Personal information
- Full name: Kenneth Owen Evans
- Date of birth: 5 December 1916
- Place of birth: St Kilda, Victoria
- Date of death: 19 November 1972 (aged 55)
- Original team(s): Wesley College
- Height: 183 cm (6 ft 0 in)
- Weight: 79 kg (174 lb)

Playing career^{1}
- Years: Club / Games (Goals)
- 1935–1941: South Melbourne / 64 (95)
- ^{1} Playing statistics correct to the end of 1941.

= Owen Evans (Australian footballer) =

Australian rules footballer

Kenneth Owen "KO" Evans (5 December 1916 – 19 November 1972) was an Australian rules footballer who played with South Melbourne in the Victorian Football League (VFL).

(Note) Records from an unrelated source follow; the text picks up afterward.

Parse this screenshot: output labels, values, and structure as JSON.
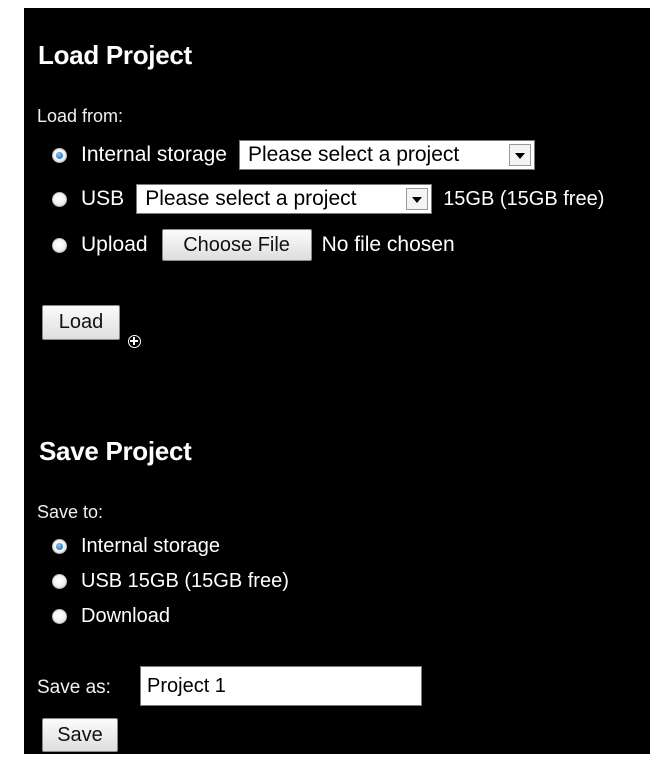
{
  "load": {
    "title": "Load Project",
    "from_label": "Load from:",
    "options": [
      {
        "label": "Internal storage",
        "checked": true,
        "select_value": "Please select a project"
      },
      {
        "label": "USB",
        "checked": false,
        "select_value": "Please select a project",
        "capacity": "15GB (15GB free)"
      },
      {
        "label": "Upload",
        "checked": false,
        "button": "Choose File",
        "status": "No file chosen"
      }
    ],
    "button": "Load"
  },
  "save": {
    "title": "Save Project",
    "to_label": "Save to:",
    "options": [
      {
        "label": "Internal storage",
        "checked": true
      },
      {
        "label": "USB 15GB (15GB free)",
        "checked": false
      },
      {
        "label": "Download",
        "checked": false
      }
    ],
    "save_as_label": "Save as:",
    "save_as_value": "Project 1",
    "button": "Save"
  }
}
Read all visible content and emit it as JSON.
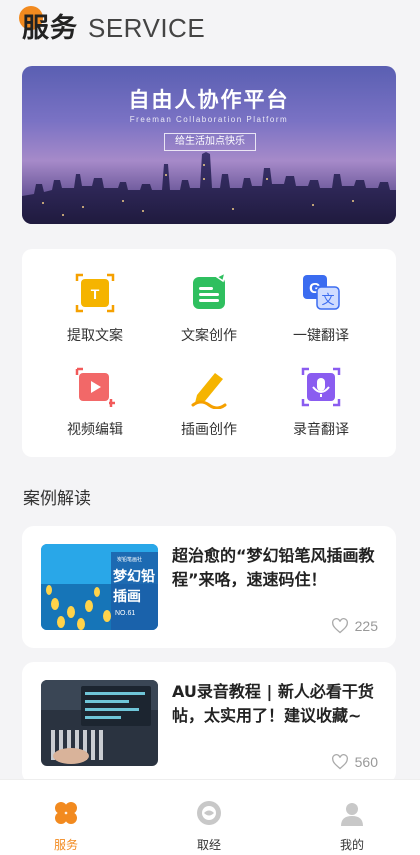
{
  "header": {
    "title_cn": "服务",
    "title_en": "SERVICE",
    "accent": "#f28a1f"
  },
  "banner": {
    "title": "自由人协作平台",
    "subtitle": "Freeman Collaboration Platform",
    "tag": "给生活加点快乐"
  },
  "services": [
    {
      "label": "提取文案",
      "icon": "text-extract-icon",
      "color": "#f5b400"
    },
    {
      "label": "文案创作",
      "icon": "copywriting-icon",
      "color": "#2fbf5f"
    },
    {
      "label": "一键翻译",
      "icon": "translate-icon",
      "color": "#3b6cf0"
    },
    {
      "label": "视频编辑",
      "icon": "video-edit-icon",
      "color": "#f25a5a"
    },
    {
      "label": "插画创作",
      "icon": "illustration-pen-icon",
      "color": "#f5b400"
    },
    {
      "label": "录音翻译",
      "icon": "voice-translate-icon",
      "color": "#8a5cf0"
    }
  ],
  "section": {
    "title": "案例解读"
  },
  "articles": [
    {
      "title": "超治愈的“梦幻铅笔风插画教程”来咯，速速码住！",
      "likes": "225",
      "thumb_line1": "梦幻铅",
      "thumb_line2": "插画",
      "thumb_no": "NO.61",
      "thumb_tag": "炭铅笔画社"
    },
    {
      "title": "AU录音教程 | 新人必看干货帖，太实用了！建议收藏~",
      "likes": "560"
    }
  ],
  "tabbar": {
    "items": [
      {
        "label": "服务",
        "icon": "clover-icon",
        "active": true
      },
      {
        "label": "取经",
        "icon": "compass-icon",
        "active": false
      },
      {
        "label": "我的",
        "icon": "user-avatar-icon",
        "active": false
      }
    ]
  }
}
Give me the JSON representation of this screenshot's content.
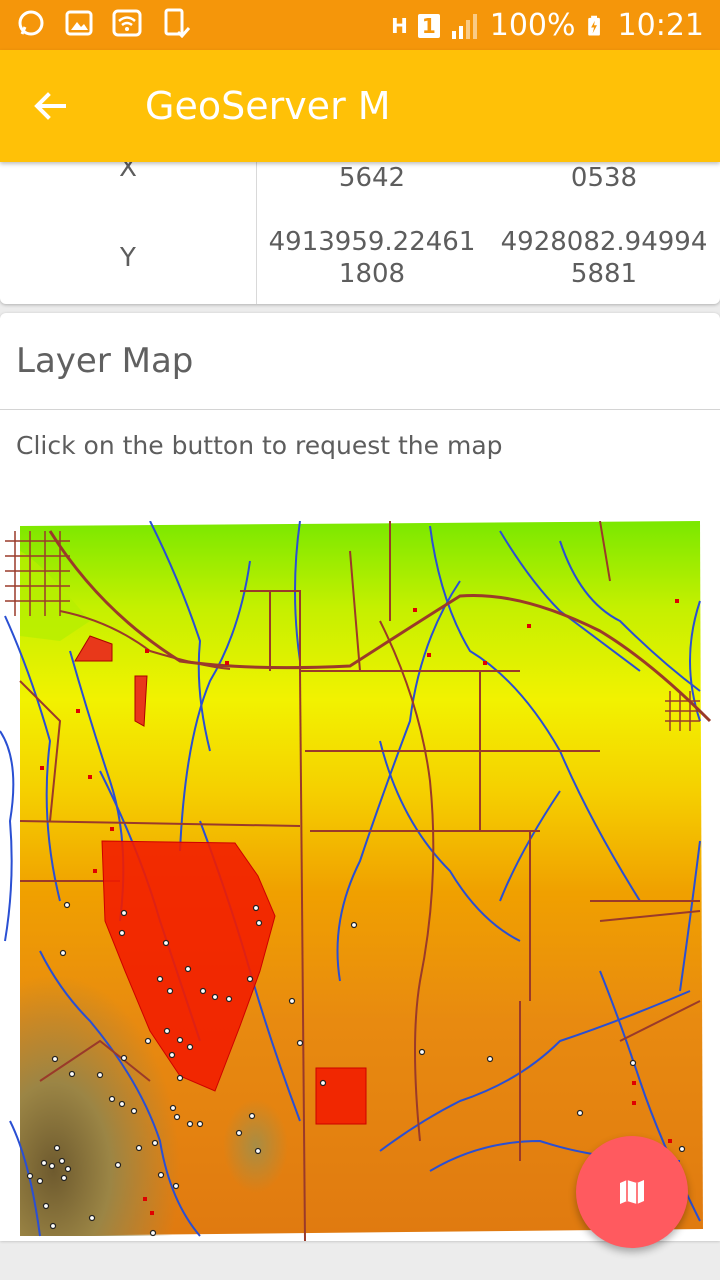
{
  "status_bar": {
    "left_icons": [
      "whatsapp-icon",
      "image-icon",
      "wifi-icon",
      "phone-check-icon"
    ],
    "network_h": "H",
    "sim_slot": "1",
    "battery": "100%",
    "time": "10:21"
  },
  "app_bar": {
    "title": "GeoServer M",
    "back_icon": "arrow-back-icon"
  },
  "bbox_table": {
    "rows": [
      {
        "label": "X",
        "min": "5642",
        "max": "0538"
      },
      {
        "label": "Y",
        "min": "4913959.22461\n1808",
        "max": "4928082.94994\n5881"
      }
    ]
  },
  "layer_map": {
    "heading": "Layer Map",
    "hint": "Click on the button to request the map"
  },
  "fab": {
    "icon": "map-icon"
  },
  "colors": {
    "status_bar": "#f5960a",
    "app_bar": "#ffc107",
    "fab": "#ff5a5f",
    "text": "#5d5d5d"
  }
}
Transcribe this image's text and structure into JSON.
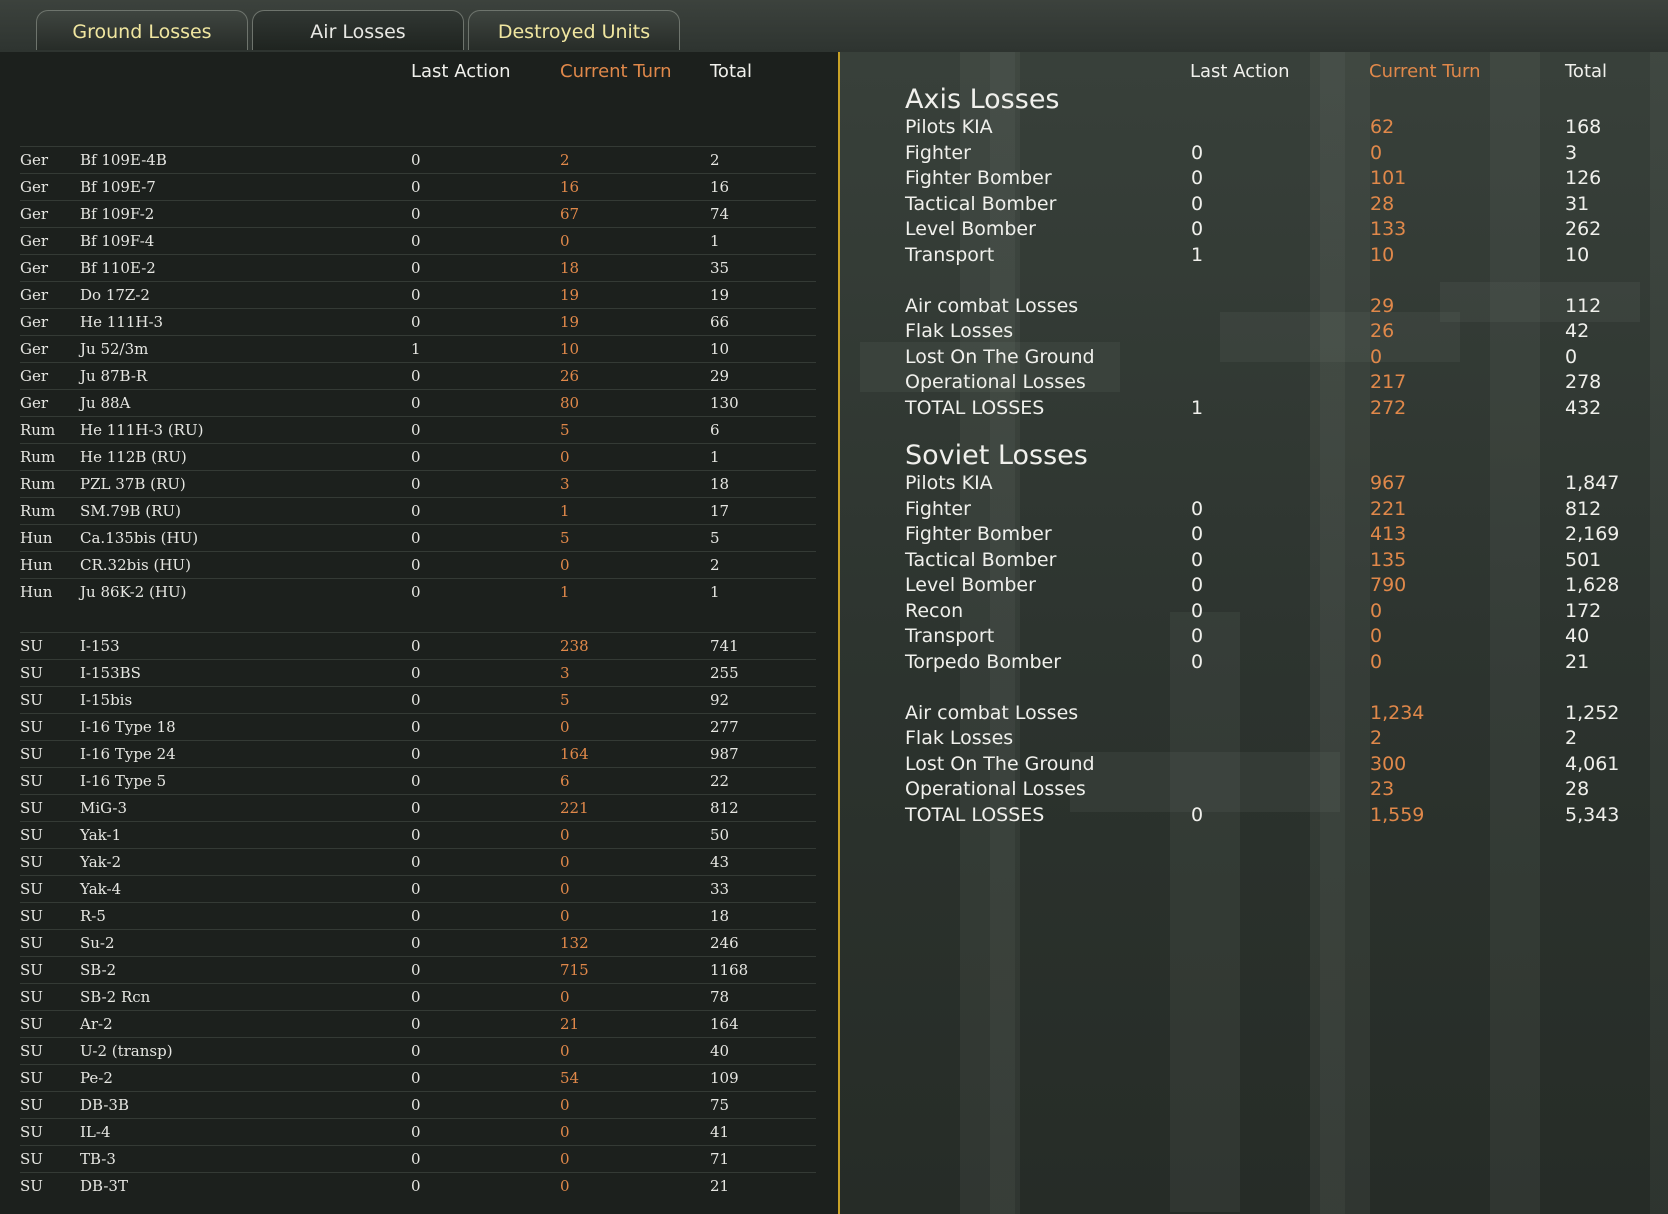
{
  "tabs": [
    {
      "label": "Ground Losses"
    },
    {
      "label": "Air Losses"
    },
    {
      "label": "Destroyed Units"
    }
  ],
  "colors": {
    "accent": "#c9a227",
    "current_turn": "#e0884a",
    "tab_text_active": "#f0e6a0"
  },
  "left": {
    "headers": {
      "last_action": "Last Action",
      "current_turn": "Current Turn",
      "total": "Total"
    },
    "axis_rows": [
      {
        "nat": "Ger",
        "plane": "Bf 109E-4B",
        "la": "0",
        "ct": "2",
        "to": "2"
      },
      {
        "nat": "Ger",
        "plane": "Bf 109E-7",
        "la": "0",
        "ct": "16",
        "to": "16"
      },
      {
        "nat": "Ger",
        "plane": "Bf 109F-2",
        "la": "0",
        "ct": "67",
        "to": "74"
      },
      {
        "nat": "Ger",
        "plane": "Bf 109F-4",
        "la": "0",
        "ct": "0",
        "to": "1"
      },
      {
        "nat": "Ger",
        "plane": "Bf 110E-2",
        "la": "0",
        "ct": "18",
        "to": "35"
      },
      {
        "nat": "Ger",
        "plane": "Do 17Z-2",
        "la": "0",
        "ct": "19",
        "to": "19"
      },
      {
        "nat": "Ger",
        "plane": "He 111H-3",
        "la": "0",
        "ct": "19",
        "to": "66"
      },
      {
        "nat": "Ger",
        "plane": "Ju 52/3m",
        "la": "1",
        "ct": "10",
        "to": "10"
      },
      {
        "nat": "Ger",
        "plane": "Ju 87B-R",
        "la": "0",
        "ct": "26",
        "to": "29"
      },
      {
        "nat": "Ger",
        "plane": "Ju 88A",
        "la": "0",
        "ct": "80",
        "to": "130"
      },
      {
        "nat": "Rum",
        "plane": "He 111H-3 (RU)",
        "la": "0",
        "ct": "5",
        "to": "6"
      },
      {
        "nat": "Rum",
        "plane": "He 112B (RU)",
        "la": "0",
        "ct": "0",
        "to": "1"
      },
      {
        "nat": "Rum",
        "plane": "PZL 37B (RU)",
        "la": "0",
        "ct": "3",
        "to": "18"
      },
      {
        "nat": "Rum",
        "plane": "SM.79B (RU)",
        "la": "0",
        "ct": "1",
        "to": "17"
      },
      {
        "nat": "Hun",
        "plane": "Ca.135bis (HU)",
        "la": "0",
        "ct": "5",
        "to": "5"
      },
      {
        "nat": "Hun",
        "plane": "CR.32bis (HU)",
        "la": "0",
        "ct": "0",
        "to": "2"
      },
      {
        "nat": "Hun",
        "plane": "Ju 86K-2 (HU)",
        "la": "0",
        "ct": "1",
        "to": "1"
      }
    ],
    "soviet_rows": [
      {
        "nat": "SU",
        "plane": "I-153",
        "la": "0",
        "ct": "238",
        "to": "741"
      },
      {
        "nat": "SU",
        "plane": "I-153BS",
        "la": "0",
        "ct": "3",
        "to": "255"
      },
      {
        "nat": "SU",
        "plane": "I-15bis",
        "la": "0",
        "ct": "5",
        "to": "92"
      },
      {
        "nat": "SU",
        "plane": "I-16 Type 18",
        "la": "0",
        "ct": "0",
        "to": "277"
      },
      {
        "nat": "SU",
        "plane": "I-16 Type 24",
        "la": "0",
        "ct": "164",
        "to": "987"
      },
      {
        "nat": "SU",
        "plane": "I-16 Type 5",
        "la": "0",
        "ct": "6",
        "to": "22"
      },
      {
        "nat": "SU",
        "plane": "MiG-3",
        "la": "0",
        "ct": "221",
        "to": "812"
      },
      {
        "nat": "SU",
        "plane": "Yak-1",
        "la": "0",
        "ct": "0",
        "to": "50"
      },
      {
        "nat": "SU",
        "plane": "Yak-2",
        "la": "0",
        "ct": "0",
        "to": "43"
      },
      {
        "nat": "SU",
        "plane": "Yak-4",
        "la": "0",
        "ct": "0",
        "to": "33"
      },
      {
        "nat": "SU",
        "plane": "R-5",
        "la": "0",
        "ct": "0",
        "to": "18"
      },
      {
        "nat": "SU",
        "plane": "Su-2",
        "la": "0",
        "ct": "132",
        "to": "246"
      },
      {
        "nat": "SU",
        "plane": "SB-2",
        "la": "0",
        "ct": "715",
        "to": "1168"
      },
      {
        "nat": "SU",
        "plane": "SB-2 Rcn",
        "la": "0",
        "ct": "0",
        "to": "78"
      },
      {
        "nat": "SU",
        "plane": "Ar-2",
        "la": "0",
        "ct": "21",
        "to": "164"
      },
      {
        "nat": "SU",
        "plane": "U-2 (transp)",
        "la": "0",
        "ct": "0",
        "to": "40"
      },
      {
        "nat": "SU",
        "plane": "Pe-2",
        "la": "0",
        "ct": "54",
        "to": "109"
      },
      {
        "nat": "SU",
        "plane": "DB-3B",
        "la": "0",
        "ct": "0",
        "to": "75"
      },
      {
        "nat": "SU",
        "plane": "IL-4",
        "la": "0",
        "ct": "0",
        "to": "41"
      },
      {
        "nat": "SU",
        "plane": "TB-3",
        "la": "0",
        "ct": "0",
        "to": "71"
      },
      {
        "nat": "SU",
        "plane": "DB-3T",
        "la": "0",
        "ct": "0",
        "to": "21"
      }
    ]
  },
  "right": {
    "headers": {
      "last_action": "Last Action",
      "current_turn": "Current Turn",
      "total": "Total"
    },
    "axis": {
      "title": "Axis Losses",
      "types": [
        {
          "label": "Pilots KIA",
          "la": "",
          "ct": "62",
          "to": "168"
        },
        {
          "label": "Fighter",
          "la": "0",
          "ct": "0",
          "to": "3"
        },
        {
          "label": "Fighter Bomber",
          "la": "0",
          "ct": "101",
          "to": "126"
        },
        {
          "label": "Tactical Bomber",
          "la": "0",
          "ct": "28",
          "to": "31"
        },
        {
          "label": "Level Bomber",
          "la": "0",
          "ct": "133",
          "to": "262"
        },
        {
          "label": "Transport",
          "la": "1",
          "ct": "10",
          "to": "10"
        }
      ],
      "causes": [
        {
          "label": "Air combat Losses",
          "la": "",
          "ct": "29",
          "to": "112"
        },
        {
          "label": "Flak Losses",
          "la": "",
          "ct": "26",
          "to": "42"
        },
        {
          "label": "Lost On The Ground",
          "la": "",
          "ct": "0",
          "to": "0"
        },
        {
          "label": "Operational Losses",
          "la": "",
          "ct": "217",
          "to": "278"
        },
        {
          "label": "TOTAL LOSSES",
          "la": "1",
          "ct": "272",
          "to": "432"
        }
      ]
    },
    "soviet": {
      "title": "Soviet Losses",
      "types": [
        {
          "label": "Pilots KIA",
          "la": "",
          "ct": "967",
          "to": "1,847"
        },
        {
          "label": "Fighter",
          "la": "0",
          "ct": "221",
          "to": "812"
        },
        {
          "label": "Fighter Bomber",
          "la": "0",
          "ct": "413",
          "to": "2,169"
        },
        {
          "label": "Tactical Bomber",
          "la": "0",
          "ct": "135",
          "to": "501"
        },
        {
          "label": "Level Bomber",
          "la": "0",
          "ct": "790",
          "to": "1,628"
        },
        {
          "label": "Recon",
          "la": "0",
          "ct": "0",
          "to": "172"
        },
        {
          "label": "Transport",
          "la": "0",
          "ct": "0",
          "to": "40"
        },
        {
          "label": "Torpedo Bomber",
          "la": "0",
          "ct": "0",
          "to": "21"
        }
      ],
      "causes": [
        {
          "label": "Air combat Losses",
          "la": "",
          "ct": "1,234",
          "to": "1,252"
        },
        {
          "label": "Flak Losses",
          "la": "",
          "ct": "2",
          "to": "2"
        },
        {
          "label": "Lost On The Ground",
          "la": "",
          "ct": "300",
          "to": "4,061"
        },
        {
          "label": "Operational Losses",
          "la": "",
          "ct": "23",
          "to": "28"
        },
        {
          "label": "TOTAL LOSSES",
          "la": "0",
          "ct": "1,559",
          "to": "5,343"
        }
      ]
    }
  }
}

Evans, who excelled in athletics while at Wesley College, played 64 games for South Melbourne, in seven seasons. The Wesley College recruit was on a half forward flank for South Melbourne in the 1936 VFL Grand Final loss to Collingwood. His career best goal tally was eight goals, which he got against Hawthorn at Lake Oval in 1940. He also played for Victorian Football Association club Coburg, crossing without a clearance during the 1941 season during the throw-pass era, and he later played for the City club in Tasmania.